Anyhow, thank you for coming by to visit today! Hope you are well and that you enjoyed a little ramble through my French obsession at the moment. I’m always glad to have you stop by!
Have a wonderful week!~
2 thoughts on “French Inspiration”
Ohh, La, La, la belle vie en France!! Votre crepes sont très bien avec les oeufs frais! Well, I am hoping there are not too many awful grammar errors in that sentence effort! LOL!! That spy novel sounds so awesome and I must read it. You know how I have fallen down this rabbit hole about Europe and WWI -WWII the past 3 years. There is so much to learn and read, I am not sure when I will finally emerge. Maybe never! In France, because of it’s age, there is so much history to explore because there are many remnants still standing. One can visit museums and learn about life during the years from 1914-1945 that tell an incredible story of bravery, determination, patriotism, and love of their beloved state. And that was all after Louis XV and the French Revolution! Speaking of the French history, I saw a documentary on George Washington on Presidents weekend on the National Georgraphic Channel that was written and produced by historian Doris Kearns Goodwin. One of the best parts was learning about the important friendship between American and the Marquis de Lafayette and the role he played in winning the American Revolution at the battle of Yorktown. Lafayette was also very close to Thomas Jefferson and came to Monticello to support and help Jefferson with the opening night for his beloved new University of Virginia. When he introduced Jefferson at the dinner, he spoke with such admiration and affection that Jefferson cried and his speech to follow had to be delayed a few minutes until he could compose himself. We have deep roots and connections to the French that go way back.

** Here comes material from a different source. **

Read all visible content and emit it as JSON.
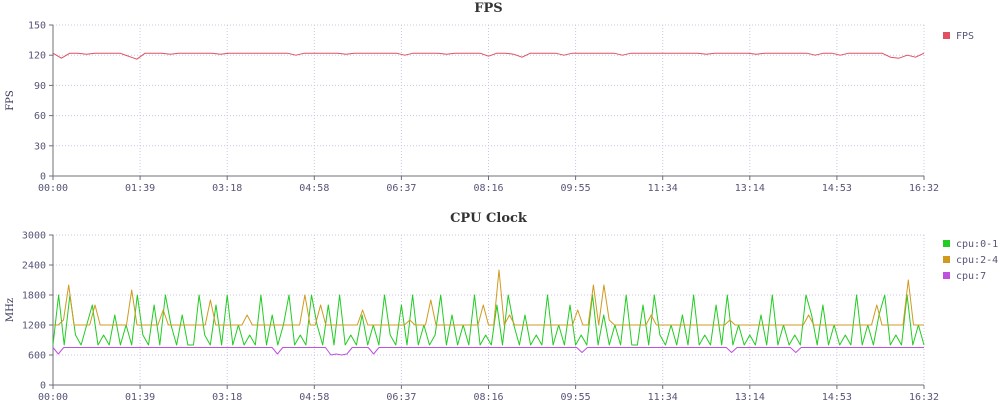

These new magazines and books that you found sound just perfect for finding inspiration and information and I can’t wait to see what comes out in paint soon!! It is true that French culture is so rich with honoring the simple things like fresh grown foods, coffee at a cafe that includes long conversations with friends. The Cafes are so plentiful and many are still here from the late 1800s and turn of the 20th Century. To be in one of them feels like a privilege. They are always busy and the street life is part of what people want and seek. No matter how small the town, there is always a cafe with a little table and chairs outside with a couple of people talking over a coffee or afternoon glass of wine or beer. It is a way of life and such a fantastic means of taking time to really be with someone and have conversation. The French are very passionate about their point of view!
May I also suggest you try the croquet monsieur and/or croquet madame. They are basic menu items in many cafes as well as street food by vendors. Easy, delicious, and most likely popular for your children too. With a side salad, they make a delicious lunch or light dinner.
And pour me a glass of wine and set an extra place beside Bertie because I want to join for un petit diner francais chez Sleightholm!
merci beaucoup, winnie!!! I know you’ll fully support my french habit! I think you’d really like the spy book. Ive just started and its already very good. one day I’d love to find myself in a french cafe….having a cafe au lait and people watching! Not sure I’ll ever get there, but a girl can dream! 😀 love that story about Jefferson and Lafayette. Lafayette was such a dynamic character!